All the while Dungy rates among the NFL’s worst television analysts, providing the least insight in the most monotone delivery. Only he could make the last minutes of Jacksonville’s wildcard comeback against Los Angeles about as thrilling as Ben Stein’s roll call in Ferris Bueller’s Day Off. (Not even the great Al Michaels, clearly beaten down from announcing too many Thursday night games, could inject any more life into the broadcast.)

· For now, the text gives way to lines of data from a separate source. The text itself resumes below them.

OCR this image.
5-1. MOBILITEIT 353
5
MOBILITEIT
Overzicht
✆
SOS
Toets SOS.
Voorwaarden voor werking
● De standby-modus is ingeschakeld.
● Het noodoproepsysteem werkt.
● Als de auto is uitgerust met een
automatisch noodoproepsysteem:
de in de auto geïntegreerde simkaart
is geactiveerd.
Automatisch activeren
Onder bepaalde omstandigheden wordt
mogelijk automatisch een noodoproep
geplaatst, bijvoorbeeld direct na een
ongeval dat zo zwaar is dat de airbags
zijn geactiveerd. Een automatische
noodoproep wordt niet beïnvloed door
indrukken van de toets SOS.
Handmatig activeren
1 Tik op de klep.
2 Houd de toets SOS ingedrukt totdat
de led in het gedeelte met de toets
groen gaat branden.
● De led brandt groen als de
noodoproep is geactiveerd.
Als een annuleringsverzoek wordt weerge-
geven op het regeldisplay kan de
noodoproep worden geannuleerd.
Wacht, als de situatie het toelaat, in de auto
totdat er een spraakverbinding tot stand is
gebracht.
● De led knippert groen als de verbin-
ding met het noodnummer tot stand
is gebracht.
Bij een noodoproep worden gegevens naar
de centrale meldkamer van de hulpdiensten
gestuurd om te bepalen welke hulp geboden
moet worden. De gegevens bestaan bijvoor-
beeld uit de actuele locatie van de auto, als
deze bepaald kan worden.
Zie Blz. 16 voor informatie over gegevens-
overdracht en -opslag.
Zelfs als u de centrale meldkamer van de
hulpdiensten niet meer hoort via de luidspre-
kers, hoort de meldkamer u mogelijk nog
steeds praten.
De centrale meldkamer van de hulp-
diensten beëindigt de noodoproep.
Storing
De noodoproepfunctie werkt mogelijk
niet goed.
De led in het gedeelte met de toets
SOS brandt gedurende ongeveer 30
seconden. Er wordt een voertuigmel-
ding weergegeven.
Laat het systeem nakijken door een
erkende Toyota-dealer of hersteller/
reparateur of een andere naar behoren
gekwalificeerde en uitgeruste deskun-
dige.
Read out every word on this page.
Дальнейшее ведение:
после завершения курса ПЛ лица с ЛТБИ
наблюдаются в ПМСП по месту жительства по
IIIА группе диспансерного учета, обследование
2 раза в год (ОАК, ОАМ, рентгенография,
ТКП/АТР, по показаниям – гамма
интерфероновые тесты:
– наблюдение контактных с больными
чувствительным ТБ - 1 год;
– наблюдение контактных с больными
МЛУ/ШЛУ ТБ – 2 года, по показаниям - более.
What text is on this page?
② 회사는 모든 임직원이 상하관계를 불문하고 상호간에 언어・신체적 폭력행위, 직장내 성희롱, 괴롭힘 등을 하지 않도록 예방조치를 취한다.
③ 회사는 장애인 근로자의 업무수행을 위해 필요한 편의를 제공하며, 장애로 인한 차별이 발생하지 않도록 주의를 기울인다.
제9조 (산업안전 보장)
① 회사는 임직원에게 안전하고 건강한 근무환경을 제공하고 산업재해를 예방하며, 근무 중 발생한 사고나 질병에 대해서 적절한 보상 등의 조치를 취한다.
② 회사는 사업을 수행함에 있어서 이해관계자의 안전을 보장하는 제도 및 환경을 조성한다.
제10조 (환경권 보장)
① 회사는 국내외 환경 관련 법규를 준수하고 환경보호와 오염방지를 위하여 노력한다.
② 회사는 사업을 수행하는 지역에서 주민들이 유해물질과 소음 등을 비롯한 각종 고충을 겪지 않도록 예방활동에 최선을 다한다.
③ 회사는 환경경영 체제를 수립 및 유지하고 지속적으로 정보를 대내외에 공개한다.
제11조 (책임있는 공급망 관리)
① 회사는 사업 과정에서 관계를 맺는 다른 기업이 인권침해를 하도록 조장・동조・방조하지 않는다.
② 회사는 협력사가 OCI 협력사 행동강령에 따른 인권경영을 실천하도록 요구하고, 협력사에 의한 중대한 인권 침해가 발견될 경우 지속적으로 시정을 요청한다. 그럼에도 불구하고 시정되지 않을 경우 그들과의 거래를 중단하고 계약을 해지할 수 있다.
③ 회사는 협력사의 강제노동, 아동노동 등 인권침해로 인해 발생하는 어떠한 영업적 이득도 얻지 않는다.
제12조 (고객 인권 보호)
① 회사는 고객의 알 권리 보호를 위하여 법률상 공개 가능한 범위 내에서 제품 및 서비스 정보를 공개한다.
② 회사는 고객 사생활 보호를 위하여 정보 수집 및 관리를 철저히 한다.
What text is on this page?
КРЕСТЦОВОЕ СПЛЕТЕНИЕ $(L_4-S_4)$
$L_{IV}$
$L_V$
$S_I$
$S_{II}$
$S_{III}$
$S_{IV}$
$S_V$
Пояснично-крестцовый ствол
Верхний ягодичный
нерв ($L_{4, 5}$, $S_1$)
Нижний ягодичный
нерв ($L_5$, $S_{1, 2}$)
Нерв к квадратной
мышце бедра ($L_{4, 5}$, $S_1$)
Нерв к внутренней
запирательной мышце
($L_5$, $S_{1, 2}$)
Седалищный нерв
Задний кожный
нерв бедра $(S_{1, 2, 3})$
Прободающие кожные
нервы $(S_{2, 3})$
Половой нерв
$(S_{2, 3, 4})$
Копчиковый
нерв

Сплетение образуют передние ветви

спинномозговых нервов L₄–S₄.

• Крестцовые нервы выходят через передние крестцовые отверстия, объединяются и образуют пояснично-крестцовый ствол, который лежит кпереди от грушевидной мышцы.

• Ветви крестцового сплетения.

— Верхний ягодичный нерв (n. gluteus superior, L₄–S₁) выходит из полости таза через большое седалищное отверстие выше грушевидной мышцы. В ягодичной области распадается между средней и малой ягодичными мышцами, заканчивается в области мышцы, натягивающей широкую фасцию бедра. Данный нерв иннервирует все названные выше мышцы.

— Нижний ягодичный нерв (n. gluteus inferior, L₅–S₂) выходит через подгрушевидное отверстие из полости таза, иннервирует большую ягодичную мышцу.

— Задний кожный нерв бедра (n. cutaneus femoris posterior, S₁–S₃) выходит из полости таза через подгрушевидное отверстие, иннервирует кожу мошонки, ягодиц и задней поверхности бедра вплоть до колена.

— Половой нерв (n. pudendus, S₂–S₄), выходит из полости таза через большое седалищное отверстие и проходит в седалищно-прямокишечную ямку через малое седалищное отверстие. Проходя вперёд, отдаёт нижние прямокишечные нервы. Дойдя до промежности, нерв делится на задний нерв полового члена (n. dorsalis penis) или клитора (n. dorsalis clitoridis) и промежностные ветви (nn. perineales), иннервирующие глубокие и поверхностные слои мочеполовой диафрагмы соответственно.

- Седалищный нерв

The low energy alone would be reason enough for NBC to at least bench Dungy. But he remains a prominent part of the network’s NFL coverage and figures to remain so next season. Sticking by dodgy NFL analysts is a routine play for NBC. Lead announcer Mike Tirico has a graveyard of sexual allegations from his ESPN days, and so does fantasy man Matthew Berry; Michele Tafoya, NBC’s longtime NFL reporter, made a full heel turn to anti-woke punditry after retiring from the sideline. It’s hardly a shock that Dungy – a rich, platformed member of the jockocracy – would espouse conservative Christian ideology, or that he’d be tempted to draw sports analogies in his rhetoric. But as long as Dungy has the NFL for a bully pulpit, he’s no less polarizing a football man than Rush Limbaugh was during his brief ESPN stay. Dungy can speak his mind all he wants; you won’t read me telling him to stick to sports. But the NFL might want to think about finding a new human shield. This one’s lost his integrity.